Energy Dissipation Effects on the Adsorption Dynamics of N 2 on W(100)

Abstract

Adsorption dynamics of N 2 on the W(100) surface is studied by means of quasi-classical trajectories making use of a six-dimensional potential energy surface obtained from density functional theory calculations. In our simulations, van der Waals (vdW) interactions are accounted for by using the vdW-DF2 functional. In view of the comparison with experiments, we show that this leads to a good description of the adsorption dynamics, providing a significant improvement with respect to semi-local exchange-correlation functionals used in the past. Particular emphasis is placed on the description of nonactivated pathways, leading to either dissociation or molecular adsorption.
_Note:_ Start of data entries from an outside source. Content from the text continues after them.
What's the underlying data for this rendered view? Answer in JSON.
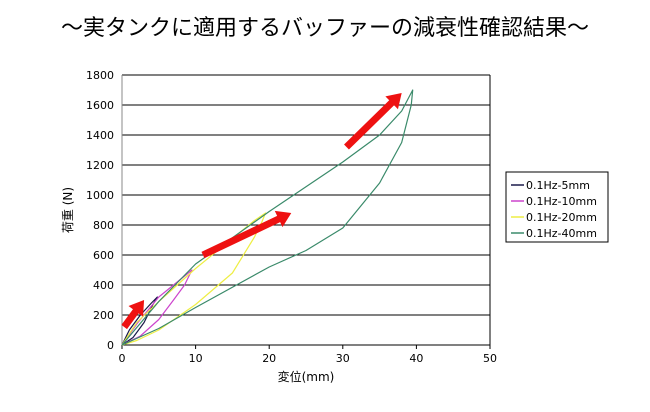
{
  "title": "～実タンクに適用するバッファーの減衰性確認結果～",
  "chart_data": {
    "type": "line",
    "xlabel": "変位(mm)",
    "ylabel": "荷重 (N)",
    "xlim": [
      0,
      50
    ],
    "ylim": [
      0,
      1800
    ],
    "xticks": [
      0,
      10,
      20,
      30,
      40,
      50
    ],
    "yticks": [
      0,
      200,
      400,
      600,
      800,
      1000,
      1200,
      1400,
      1600,
      1800
    ],
    "grid": "horizontal",
    "legend": "right",
    "series": [
      {
        "name": "0.1Hz-5mm",
        "color": "#1a1a4a",
        "x": [
          0,
          1,
          2.5,
          4,
          4.8,
          4.2,
          3,
          1.5,
          0
        ],
        "y": [
          0,
          100,
          200,
          280,
          320,
          270,
          150,
          50,
          0
        ]
      },
      {
        "name": "0.1Hz-10mm",
        "color": "#cc44cc",
        "x": [
          0,
          2,
          5,
          8,
          9.5,
          8.5,
          7,
          5,
          2.5,
          0
        ],
        "y": [
          0,
          140,
          320,
          440,
          500,
          400,
          300,
          170,
          60,
          0
        ]
      },
      {
        "name": "0.1Hz-20mm",
        "color": "#eeee44",
        "x": [
          0,
          2,
          5,
          10,
          15,
          18,
          19.5,
          19,
          18,
          15,
          10,
          5,
          2,
          0
        ],
        "y": [
          0,
          150,
          290,
          510,
          710,
          830,
          880,
          820,
          720,
          480,
          270,
          100,
          30,
          0
        ]
      },
      {
        "name": "0.1Hz-40mm",
        "color": "#3a8a6a",
        "x": [
          0,
          5,
          10,
          20,
          30,
          35,
          38,
          39.5,
          39.3,
          38,
          35,
          30,
          25,
          20,
          10,
          5,
          0
        ],
        "y": [
          0,
          290,
          540,
          890,
          1220,
          1400,
          1560,
          1700,
          1600,
          1350,
          1080,
          780,
          630,
          520,
          250,
          110,
          0
        ]
      }
    ]
  }
}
Dynamics calculations are performed within the generalized Langevin oscillator (GLO) model in order to simulate the energy exchange between molecule and surface atoms. Electron-hole (e-h) pair excitations are also implemented in the dynamics via the local density friction approximation (LDFA). Overall adsorption probability, including dissociative and nondissociative mechanisms, is enhanced when molecules can lose energy through surface phonons and electronic excitations. However, the energy exchange with phonons has a larger influence in the adsorption probability than e-h pair excitations. Nondissociative molecular adsorption only takes place when such energy dissipation channels are included in the simulations, underlying the importance of GLO and LDFA models in such theoretical studies.